The auditors' approval came after a seven-month investigation into whether Toshiba had known in advance the subsequent losses that emerged related to Westinghouse's acquisition of CB&I Stone & Webster, a nuclear construction and services business.

Toshiba Corp president Satoshi Tsunakawa said he stood behind the decision, although he acknowledged more due diligence might have been needed and the company intended to beef up its risk management.

The investigation included widespread interviews and checking into emails, according to Toshiba.

Toshiba reported a 965.7 billion ($8.8 billion) loss for the fiscal year through March, worse than the 460 billion loss racked up the previous fiscal year, and similar to what it had reported before.

Toshiba had earlier released unaudited preliminary earnings results, to stave off delisting, though the company was later moved to the Tokyo Stock Exchange's second section from its first section.

''Our earnings have now been normalised,'' Toshiba president Satoshi Tsunakawa told reporters.

He reiterated the company was working hard to revive itself and regain value for shareholders. He said no additional losses were expected related to its US nuclear business, after the bankruptcy filing and other settlements it has reached there.

He said Toshiba was still in talks with various partners on the memory chip sales, while declining to comment in detail on why the agreement was being delayed. He acknowledged major obstacles remained, but stressed he was determined to go through with a sale.

Toshiba is still mired in legal wrangling with joint venture partner Western Digital of the US, which is opposing Toshiba's attempt to sell its computer memory chip business to gain the cash it needs to survive, and has taken legal action.

The company has struggled to win back shareholder trust since 2015 when it said it had inflated profits over several years, and analysts have said it was unclear whether it could stay listed in the long term regardless of the auditor's endorsement.

A delisting would have reduced the ability of the 140-year-old firm to raise money for its cash-hungry memory chip business, risking its competitiveness.

PwC said some Westinghouse-related losses booked in the business year through March 2017 should have been recorded in the previous year. Toshiba said it disagreed.

If the losses were booked as per PwC's opinion, Toshibawould have recorded negative net worth - liabilities exceeding assets - for two consecutive years. That would normally trigger a delisting from the Tokyo Stock Exchange.

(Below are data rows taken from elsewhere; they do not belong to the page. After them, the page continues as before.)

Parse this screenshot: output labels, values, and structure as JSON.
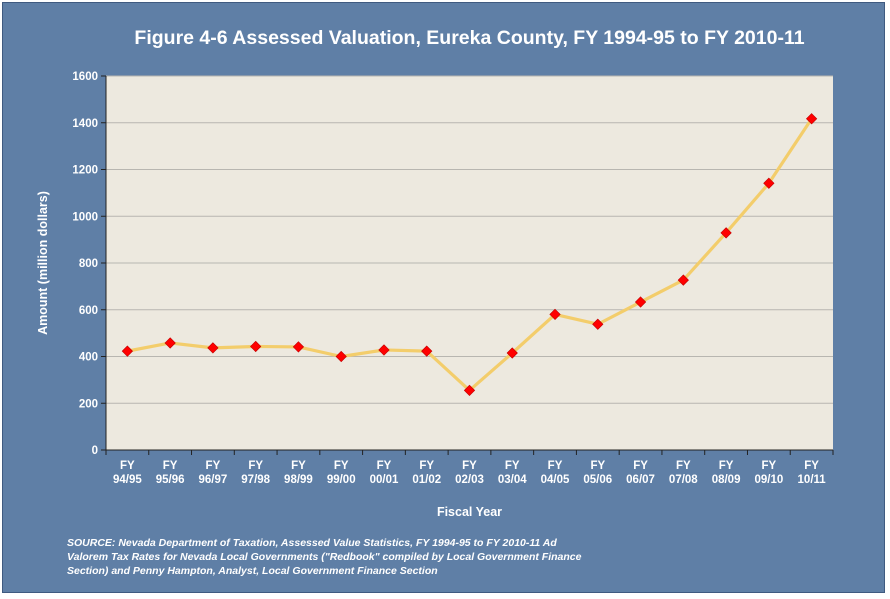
{
  "chart_data": {
    "type": "line",
    "title": "Figure 4-6 Assessed Valuation, Eureka County, FY 1994-95 to FY 2010-11",
    "xlabel": "Fiscal Year",
    "ylabel": "Amount (million dollars)",
    "categories": [
      [
        "FY",
        "94/95"
      ],
      [
        "FY",
        "95/96"
      ],
      [
        "FY",
        "96/97"
      ],
      [
        "FY",
        "97/98"
      ],
      [
        "FY",
        "98/99"
      ],
      [
        "FY",
        "99/00"
      ],
      [
        "FY",
        "00/01"
      ],
      [
        "FY",
        "01/02"
      ],
      [
        "FY",
        "02/03"
      ],
      [
        "FY",
        "03/04"
      ],
      [
        "FY",
        "04/05"
      ],
      [
        "FY",
        "05/06"
      ],
      [
        "FY",
        "06/07"
      ],
      [
        "FY",
        "07/08"
      ],
      [
        "FY",
        "08/09"
      ],
      [
        "FY",
        "09/10"
      ],
      [
        "FY",
        "10/11"
      ]
    ],
    "series": [
      {
        "values": [
          423,
          458,
          437,
          443,
          441,
          400,
          428,
          423,
          255,
          415,
          580,
          538,
          633,
          727,
          929,
          1141,
          1417
        ]
      }
    ],
    "ylim": [
      0,
      1600
    ],
    "yticks": [
      0,
      200,
      400,
      600,
      800,
      1000,
      1200,
      1400,
      1600
    ],
    "grid": true,
    "legend": "none",
    "colors": {
      "frame": "#5f7fa6",
      "plot_background": "#ede9df",
      "line": "#f3cd6b",
      "marker": "#ff0000",
      "gridline": "#b8b6b0",
      "text": "#ffffff"
    }
  },
  "source_note": "SOURCE: Nevada Department of Taxation, Assessed Value Statistics, FY 1994-95 to FY 2010-11  Ad Valorem Tax Rates for Nevada Local Governments (\"Redbook\" compiled by Local Government Finance Section) and Penny Hampton, Analyst, Local Government Finance Section"
}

The bourse is currently reviewing Toshiba's governance to decide whether the firm can stay listed. Analysts have said delisting is unlikely as long as PwC signed off on the results.

Analysts, however, say Toshiba's long-term prospects are bleak, with the firm trying to raise cash by selling its flash memory business - its only division showing significant growth after the sale of its medical devices unit last year.

The chips unit accounted for 94 per cent of Toshiba's total April-June operating profit of 96.7 billion. The result represented a leap from the 16.3 billion of a year earlier, allowing Toshiba to raise its full-year earnings outlook.

Toshiba hopes auctioning its chip unit will help it pay debt and cover the impact of $6.3 billion in liabilities linked to Westinghouse, but talks on the sale have stalled.

Toshiba's joint venture partner Western Digital Corp, which has said any sale would require its consent, has opposed the auction and has taken Toshiba to court in addition to lodging its own offer for the chip business.

That has detracted Toshiba's preferred bidder group, a consortium including Japanese government-backed funds, private equity firm Bain Capital LP and South Korean chip maker SK Hynix Inc.

Even if a sale takes off, regulatory approval is likely to take several months. Also, Toshiba minus the chip unit could lead to further losses and legal tangle for the company.